Does the critique of Hollywood values reflect Mr. Allen's own distaste for the glitz? Probably to some extent, but the way he lovingly films that world shows bemusement more than contempt, and an acceptance that life is never 100 percent. Is he saying that a nightclub run by hoods is equivalent to a film studio? In both places you can make a killing and get killed. It may be an element, but mostly it's about dreams of love that never quite work out; "that special feeling" that never goes away, despite all the external changes you may make to forget her or him.

Mr. Allen may not deal with politics as such but he does give the characters a chance to face their own moral compass. Steve Carell dreams of leaving his wife and suffers for the dream. Decisions are not made without thought. The Jewish characters are not all alike; they don't have the same level of guilt, even in the same family.

The one bone I'd pick is that the story never returns to the escort Candy, (Anna Camp), who Bobby orders in his first lonely weeks in LA. Ben is shocked that she's late, not so gorgeous, a first timer and a Jew. All of that is funny and great as a metaphor for the prostituting of oneself in show business. Still, this Candy is a warm funny character doing something scary and we never find out her future. Perhaps she represents all the victims of Hollywood dreams.
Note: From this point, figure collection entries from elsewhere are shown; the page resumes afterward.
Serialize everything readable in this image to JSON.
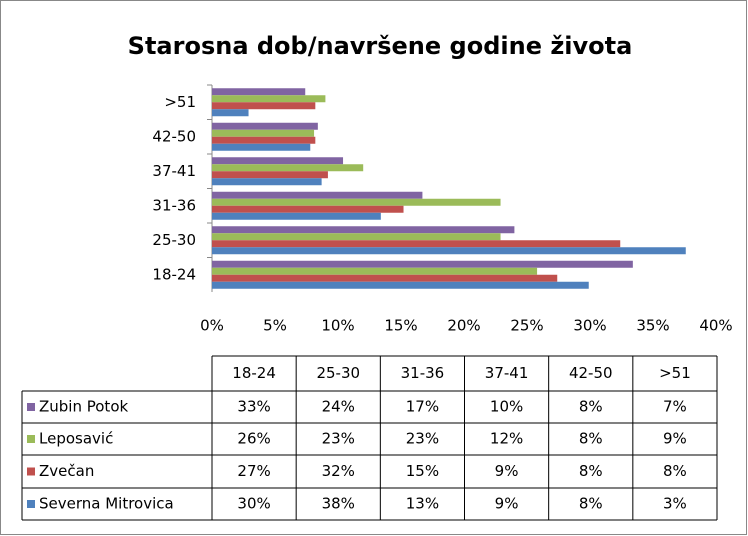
{
  "chart_data": {
    "type": "barh",
    "title": "Starosna dob/navršene godine života",
    "categories": [
      "18-24",
      "25-30",
      "31-36",
      "37-41",
      "42-50",
      ">51"
    ],
    "series": [
      {
        "name": "Zubin Potok",
        "color": "#8064a2",
        "values": [
          33.4,
          24.0,
          16.7,
          10.4,
          8.4,
          7.4
        ],
        "value_labels": [
          "33%",
          "24%",
          "17%",
          "10%",
          "8%",
          "7%"
        ]
      },
      {
        "name": "Leposavić",
        "color": "#9bbb59",
        "values": [
          25.8,
          22.9,
          22.9,
          12.0,
          8.1,
          9.0
        ],
        "value_labels": [
          "26%",
          "23%",
          "23%",
          "12%",
          "8%",
          "9%"
        ]
      },
      {
        "name": "Zvečan",
        "color": "#c0504d",
        "values": [
          27.4,
          32.4,
          15.2,
          9.2,
          8.2,
          8.2
        ],
        "value_labels": [
          "27%",
          "32%",
          "15%",
          "9%",
          "8%",
          "8%"
        ]
      },
      {
        "name": "Severna Mitrovica",
        "color": "#4f81bd",
        "values": [
          29.9,
          37.6,
          13.4,
          8.7,
          7.8,
          2.9
        ],
        "value_labels": [
          "30%",
          "38%",
          "13%",
          "9%",
          "8%",
          "3%"
        ]
      }
    ],
    "xlim": [
      0,
      40
    ],
    "xticks": [
      {
        "value": 0,
        "label": "0%"
      },
      {
        "value": 5,
        "label": "5%"
      },
      {
        "value": 10,
        "label": "10%"
      },
      {
        "value": 15,
        "label": "15%"
      },
      {
        "value": 20,
        "label": "20%"
      },
      {
        "value": 25,
        "label": "25%"
      },
      {
        "value": 30,
        "label": "30%"
      },
      {
        "value": 35,
        "label": "35%"
      },
      {
        "value": 40,
        "label": "40%"
      }
    ],
    "grid": false
  }
}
That we have little real control of our lives is best felt in the nightclub singer's rendition of Rodger and Harts' Mountain Greenery. Mr. Allen has lived long enough to personally know that falling in love is beyond our control: In a mountain greenery, Where God paints the scenery, Just two crazy people together.

Café Society is a love story. It is ultimately Mr. Allen's love for life, despite his protestations.